Je me suis couché à la Quarantaine, devant la porte, à la place que j’avais choisie au début, pour éviter les piqûres des moustiques. J’ai retrouvé mon oreiller, la vieille pierre de lave usée par l’eau et par le vent. J’écoute le vent bruisser dans les feuilles des vieilles filles, dans les palmes. C’est une soirée comme d’été, quand chaque chose, chaque être fait sa musique particulière. Il me semble entendre distinctement les craquements des crabes de terre, le bruit furtif des rats dans les palmistes, ou même la course des centipèdes caparaçonnés de fer. Malgré la fatigue qui brûle mes paupières, je n’arrive pas à dormir. J’écoute la respiration tranquille de Suzanne, et les ronflements de Jacques au fond de la pièce. À un moment, je suis sorti pour uriner, j’ai vu la pleine lune briller sur le miroir du lagon. La marée commençait à monter, non pas avec de grosses vagues rageuses comme celles qui auréolaient Suryavati sur le chemin du récif, mais doucement, envahissant lentement chaque creux, chaque sillon des coraux. Il y avait un grondement lointain, du côté de Pigeon House Rock, la mer qui se brisait sur les lames des récifs. J’ai entendu marcher dans la nuit, mon cœur a bondi, j’ai cru que c’était Suryavati. La silhouette s’est approchée, et j’ai reconnu Suzanne. Elle est debout dans sa longue chemise blanche, ses cheveux défaits flottant dans le vent, pareille à une somnambule.

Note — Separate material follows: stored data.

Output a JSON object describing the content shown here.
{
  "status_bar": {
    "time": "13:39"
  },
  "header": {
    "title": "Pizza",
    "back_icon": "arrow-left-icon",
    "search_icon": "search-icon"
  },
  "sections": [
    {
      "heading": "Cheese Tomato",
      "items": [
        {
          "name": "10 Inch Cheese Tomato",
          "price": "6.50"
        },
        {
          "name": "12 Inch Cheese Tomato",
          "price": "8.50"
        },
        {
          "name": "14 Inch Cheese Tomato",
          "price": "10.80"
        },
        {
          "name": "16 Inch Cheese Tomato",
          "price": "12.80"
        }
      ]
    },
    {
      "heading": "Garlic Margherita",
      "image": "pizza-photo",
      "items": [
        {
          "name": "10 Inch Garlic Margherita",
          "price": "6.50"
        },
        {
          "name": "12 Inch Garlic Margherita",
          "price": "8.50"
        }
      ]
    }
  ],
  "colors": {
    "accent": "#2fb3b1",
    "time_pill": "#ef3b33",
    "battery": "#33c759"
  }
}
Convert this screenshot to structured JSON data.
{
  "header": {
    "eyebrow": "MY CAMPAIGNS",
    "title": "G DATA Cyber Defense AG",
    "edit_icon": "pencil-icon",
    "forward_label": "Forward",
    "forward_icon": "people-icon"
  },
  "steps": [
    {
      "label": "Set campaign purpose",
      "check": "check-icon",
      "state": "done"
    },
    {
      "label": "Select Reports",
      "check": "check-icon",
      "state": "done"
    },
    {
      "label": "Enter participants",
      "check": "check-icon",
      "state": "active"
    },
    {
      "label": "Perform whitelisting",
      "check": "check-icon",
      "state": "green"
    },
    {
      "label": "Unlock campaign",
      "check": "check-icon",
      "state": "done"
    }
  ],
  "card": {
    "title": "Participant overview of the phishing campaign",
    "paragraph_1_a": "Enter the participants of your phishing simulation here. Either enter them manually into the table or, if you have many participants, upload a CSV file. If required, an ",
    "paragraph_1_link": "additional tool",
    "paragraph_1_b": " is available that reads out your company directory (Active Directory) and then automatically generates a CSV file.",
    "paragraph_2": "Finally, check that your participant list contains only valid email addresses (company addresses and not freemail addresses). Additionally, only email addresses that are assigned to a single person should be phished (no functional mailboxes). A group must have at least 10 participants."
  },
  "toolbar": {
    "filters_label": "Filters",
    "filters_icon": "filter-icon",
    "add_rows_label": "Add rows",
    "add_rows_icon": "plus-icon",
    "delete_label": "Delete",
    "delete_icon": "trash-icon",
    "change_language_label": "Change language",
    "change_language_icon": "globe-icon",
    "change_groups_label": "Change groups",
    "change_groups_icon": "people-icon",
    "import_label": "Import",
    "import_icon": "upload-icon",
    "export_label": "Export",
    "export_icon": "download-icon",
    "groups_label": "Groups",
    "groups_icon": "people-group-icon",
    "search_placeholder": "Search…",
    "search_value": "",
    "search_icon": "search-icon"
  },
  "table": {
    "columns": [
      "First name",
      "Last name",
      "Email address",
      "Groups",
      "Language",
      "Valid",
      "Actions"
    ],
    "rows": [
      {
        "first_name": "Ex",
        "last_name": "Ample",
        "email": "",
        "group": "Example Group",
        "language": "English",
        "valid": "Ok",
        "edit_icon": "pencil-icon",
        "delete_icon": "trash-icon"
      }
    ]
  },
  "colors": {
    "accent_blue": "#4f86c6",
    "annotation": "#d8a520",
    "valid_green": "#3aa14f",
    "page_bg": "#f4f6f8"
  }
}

«Où vas-tu?» Ma voix est irritée. Cette impression d’être pris par mes propres sentiments.
Elle chuchote, elle semble effrayée. Les maisons de la Quarantaine brillent sous la lune. Elle a peur d’alerter Jacques.
«Nulle part, je ne vais nulle part, je te cherchais.»
Elle est vacillante. Elle attend que je lui prenne le bras, que je l’aide à marcher.
«Léon, tu ne vas pas t’en aller? Tu ne vas pas nous laisser? Jacques n’a que toi, moi aussi je n’ai que toi.»
Je reste immobile. Je me sens froid.
«Mais non, où veux-tu que je m’en aille? Retourne te coucher, Jacques va s’inquiéter.»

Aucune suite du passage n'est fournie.